Ministro Patrizio Bianchi: scuole e misure previste

Queste le sue parole: “Oggi ci stiamo rendendo conto della centralità della scuola. La variante inglese colpisce anche i bambini allora di fronte a questa battaglia bisogna essere tutti uniti”.

Quanto alla DAD e alla notizia girata sul fatto che sarà prolungata anche dopo la pandemia, il Ministro ha risposto: “Capisco che si fanno i titoloni dei giornali così ma sottolineo che la scuola è in presenza. Tuttavia, in questo anno difficilissimo i nostri inseganti hanno lavorato in situazioni difficilissime per non abbandonare a nessuno. Dunque è un patrimonio che non può essere disperso. Si tornerà in presenza facendo tesoro delle esperienze passate. La dad non ci sarà più ma proseguirà nell’uso che tutti stiamo facendo delle nuove tecnologie”.

“Non bisogna fare guerre di religione ma usare tutti gli strumenti. Sarebbe utile, ad esempio, a mettere in collegamento ragazzi lontani che svolgono lezioni assieme. Bisogna allargare le nostre capacità, si torna a scuola anche ragionando su quello che è avvenuto, riprendendo quel filo, non cancellando il passato ma ragionandoci su per avere una scuola e un mondo del lavoro più avanzato”.

“In questo periodo le nostre scuole non sono mai state chiuse. Bisogna cominciare ad aggiungere questo elemento di prima valutazione di cosa è successo. Abbiamo già lanciato le prove invalsi che stanno andando bene, sono state già fatte 17 mila valutazioni”.

“La valutazione è una funzione degli insegnanti, sono loro a dire il singolo alunno dove ha perso.

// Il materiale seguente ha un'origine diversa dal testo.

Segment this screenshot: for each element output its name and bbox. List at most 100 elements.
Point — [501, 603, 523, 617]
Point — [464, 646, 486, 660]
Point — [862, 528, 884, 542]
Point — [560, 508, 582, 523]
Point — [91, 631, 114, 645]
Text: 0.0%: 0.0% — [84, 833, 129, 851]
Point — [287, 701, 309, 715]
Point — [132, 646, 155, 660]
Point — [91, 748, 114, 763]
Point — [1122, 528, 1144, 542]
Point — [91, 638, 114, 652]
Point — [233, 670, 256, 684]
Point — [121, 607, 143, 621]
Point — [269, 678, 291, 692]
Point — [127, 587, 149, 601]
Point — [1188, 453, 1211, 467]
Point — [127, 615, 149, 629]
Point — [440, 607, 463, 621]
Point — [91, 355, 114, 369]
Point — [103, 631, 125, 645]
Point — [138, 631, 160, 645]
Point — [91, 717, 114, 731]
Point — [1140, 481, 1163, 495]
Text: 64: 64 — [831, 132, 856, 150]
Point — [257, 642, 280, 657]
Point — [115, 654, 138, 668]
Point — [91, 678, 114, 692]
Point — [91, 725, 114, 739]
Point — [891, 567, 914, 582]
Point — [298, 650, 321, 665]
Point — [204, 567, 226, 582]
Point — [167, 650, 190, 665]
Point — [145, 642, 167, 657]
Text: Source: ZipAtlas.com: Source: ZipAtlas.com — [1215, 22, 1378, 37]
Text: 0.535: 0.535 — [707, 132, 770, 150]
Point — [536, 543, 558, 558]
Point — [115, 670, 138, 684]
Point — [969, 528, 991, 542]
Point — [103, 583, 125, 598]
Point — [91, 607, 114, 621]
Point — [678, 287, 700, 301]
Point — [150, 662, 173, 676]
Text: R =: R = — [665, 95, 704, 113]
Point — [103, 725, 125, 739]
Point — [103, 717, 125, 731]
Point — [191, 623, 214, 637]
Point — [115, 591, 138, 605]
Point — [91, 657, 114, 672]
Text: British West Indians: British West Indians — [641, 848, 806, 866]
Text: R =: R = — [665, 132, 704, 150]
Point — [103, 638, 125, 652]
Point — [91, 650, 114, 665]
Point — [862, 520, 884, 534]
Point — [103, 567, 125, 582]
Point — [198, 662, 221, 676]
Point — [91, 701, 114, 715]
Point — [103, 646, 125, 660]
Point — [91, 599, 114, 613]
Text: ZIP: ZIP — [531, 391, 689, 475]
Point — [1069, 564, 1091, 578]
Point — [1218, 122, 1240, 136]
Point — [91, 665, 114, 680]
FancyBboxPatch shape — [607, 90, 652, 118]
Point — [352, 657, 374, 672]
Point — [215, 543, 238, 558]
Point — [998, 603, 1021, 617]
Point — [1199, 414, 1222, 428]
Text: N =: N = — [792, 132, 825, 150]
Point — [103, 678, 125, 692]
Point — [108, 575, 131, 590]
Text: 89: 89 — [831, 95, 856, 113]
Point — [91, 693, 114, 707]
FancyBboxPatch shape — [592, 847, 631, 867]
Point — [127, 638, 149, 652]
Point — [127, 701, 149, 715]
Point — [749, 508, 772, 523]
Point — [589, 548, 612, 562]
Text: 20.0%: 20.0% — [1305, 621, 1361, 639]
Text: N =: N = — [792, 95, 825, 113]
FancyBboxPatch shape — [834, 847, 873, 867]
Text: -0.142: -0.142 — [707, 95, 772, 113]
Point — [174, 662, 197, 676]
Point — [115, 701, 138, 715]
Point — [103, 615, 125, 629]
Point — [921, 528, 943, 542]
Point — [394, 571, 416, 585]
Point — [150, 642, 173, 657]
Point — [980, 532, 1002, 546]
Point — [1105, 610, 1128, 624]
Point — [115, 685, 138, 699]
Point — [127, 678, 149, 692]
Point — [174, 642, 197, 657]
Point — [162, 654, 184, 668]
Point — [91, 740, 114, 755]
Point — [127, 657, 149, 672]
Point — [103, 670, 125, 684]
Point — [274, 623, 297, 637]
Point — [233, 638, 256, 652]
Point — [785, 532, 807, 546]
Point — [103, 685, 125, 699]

Sicuramente tutti hanno perso in socialità allora bisogna fare percorsi di orientamento e sostegno per la singola persona. Non tutti saranno seduti al banco fino al 30 giugno, ci saranno percorsi individuali. Si agirà su quelli che sono i contenuti che i singoli ragazzi hanno perduto. Siamo a marzo c’è tutto il tempo di verificare la perdita degli apprendimenti, i docenti già stanno facendo questo lavoro”.

Dunque, per sopperire alle lacune causate da un anno scolastico caratterizzato da continue chiusure, potrebbero essere introdotti percorsi dedicati al singolo. Intanto, in Campania, pur trovandosi ancora in zona arancione, la didattica in presenza resta sospesa fino al 14 marzo 2021.